1. The basic model. Let's suppose I visit your web site. I follow a
link from somewhere else to your front page, read some pages, and then follow
one of your links out of your site.
So, what do you know about it? First, I make one request for your front
page. You know the date and time of the request and which page I asked for
(of course), and the internet address of my computer (my host). I also
usually tell you which page referred me to your site, and the make and model
of my browser. I do not tell you my username or my email address.
Next, I look at the page (or rather my browser does) to see if it's got any
graphics on it. If so, and if I've got image loading turned on in my browser,
I make a separate connection to retrieve each of these graphics. I never log
into your site: I just make a sequence of requests, one for each new file I
want to download. The referring page for each of these graphics is your front
page. Maybe there are 10 graphics on your front page. Then so far I've made 11
requests to your server.
After that, I go and visit some of your other pages, making a new request for
each page and graphic that I want. Finally, I follow a link out of your site.
You never know about that at all. I just connect to the next site without
telling you.
2. Caches. It's not always quite as simple as that. One major problem
is caching. There are two major types of caching. First, my browser
automatically caches files when I download them. This means that if I visit
them again, the next day say, I don't need to download the whole page
again. Depending on the settings on my browser, I might check with you that
the page hasn't changed: in that case, you do know about it, and analog will
count it as a new request for the page. But I might set my browser not to
check with you: then I will read the page again without you ever knowing about
it.
The other sort of cache is on a larger scale. Almost all ISPs now have their
own cache. This means that if I try to look at one of your pages and
anyone else from the same ISP has looked at that page recently, the
cache will have saved it, and will give it out to me without ever telling
you about it. (This applies whatever my browser settings.) So hundreds of
people could read your pages, even though you'd only sent it out once.
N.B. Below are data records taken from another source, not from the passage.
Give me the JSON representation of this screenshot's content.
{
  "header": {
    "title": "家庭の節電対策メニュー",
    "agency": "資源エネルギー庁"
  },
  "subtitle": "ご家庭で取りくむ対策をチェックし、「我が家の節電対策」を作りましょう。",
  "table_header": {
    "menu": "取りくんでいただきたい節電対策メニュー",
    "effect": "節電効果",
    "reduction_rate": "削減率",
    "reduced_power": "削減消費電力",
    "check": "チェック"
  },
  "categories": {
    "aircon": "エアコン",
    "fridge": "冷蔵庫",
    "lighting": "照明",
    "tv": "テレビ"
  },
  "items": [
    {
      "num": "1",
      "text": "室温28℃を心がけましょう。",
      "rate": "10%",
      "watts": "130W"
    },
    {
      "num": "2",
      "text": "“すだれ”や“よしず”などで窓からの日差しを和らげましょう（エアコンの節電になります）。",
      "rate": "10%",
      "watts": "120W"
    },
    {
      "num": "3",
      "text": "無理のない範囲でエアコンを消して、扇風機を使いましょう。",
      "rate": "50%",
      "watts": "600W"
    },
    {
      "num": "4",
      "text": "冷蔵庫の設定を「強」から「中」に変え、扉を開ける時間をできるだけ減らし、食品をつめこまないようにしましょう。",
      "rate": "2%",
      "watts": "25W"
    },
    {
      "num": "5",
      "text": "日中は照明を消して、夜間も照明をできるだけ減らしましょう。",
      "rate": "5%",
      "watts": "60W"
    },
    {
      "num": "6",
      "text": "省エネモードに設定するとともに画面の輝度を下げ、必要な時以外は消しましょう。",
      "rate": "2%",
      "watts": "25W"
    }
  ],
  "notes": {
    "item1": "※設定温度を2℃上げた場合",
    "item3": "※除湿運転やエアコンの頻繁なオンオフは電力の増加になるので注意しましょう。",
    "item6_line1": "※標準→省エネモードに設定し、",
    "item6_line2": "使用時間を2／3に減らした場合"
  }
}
3. What you can know. The only things you can know for certain are the
number of requests made to your server, when they were made, which files were
asked for, and which host asked you for them.
You can also know what people told you their browsers were, and what the
referring pages were. You should be aware, though, that many browsers lie
deliberately about what sort of browser they are, or even let users configure
the browser name.
And some people use "anonymizers" which deliberately send false
browsers and referrers.
4. What you can't know.
- You can't tell the identity of your readers.
Unless you explicitly require users to provide a password, you don't
know who connected or what their email addresses are.
- You can't tell how many visitors you've had.
You can guess by looking at the number of distinct hosts that have
requested things from you. Indeed this is what many programs mean when
they report "visitors". But this is not always a good estimate
for
three reasons. First, if users get your pages from a local cache server,
you will never know about it. Secondly, sometimes many users appear to
connect from the same host: either users from the same company or ISP,
or users using the same cache server. Finally, sometimes one user
appears to connect from many different hosts. AOL now allocates users a
different hostname
for every request. So if your home page has
10 graphics on, and an AOL user visits it, most programs will count that
as 11 different visitors!
- You can't tell how many visits you've had.
Many programs, under pressure from advertisers' organisations, define a
"visit" (or "session") as a sequence of requests
from the same host until there is a half-hour gap. This is an unsound
method for several reasons. First, it assumes that each host corresponds
to a separate person and vice versa. This is simply not true in the real
world, as discussed in the last paragraph. Secondly, it assumes that
there is never a half-hour gap in a genuine visit. This is also untrue.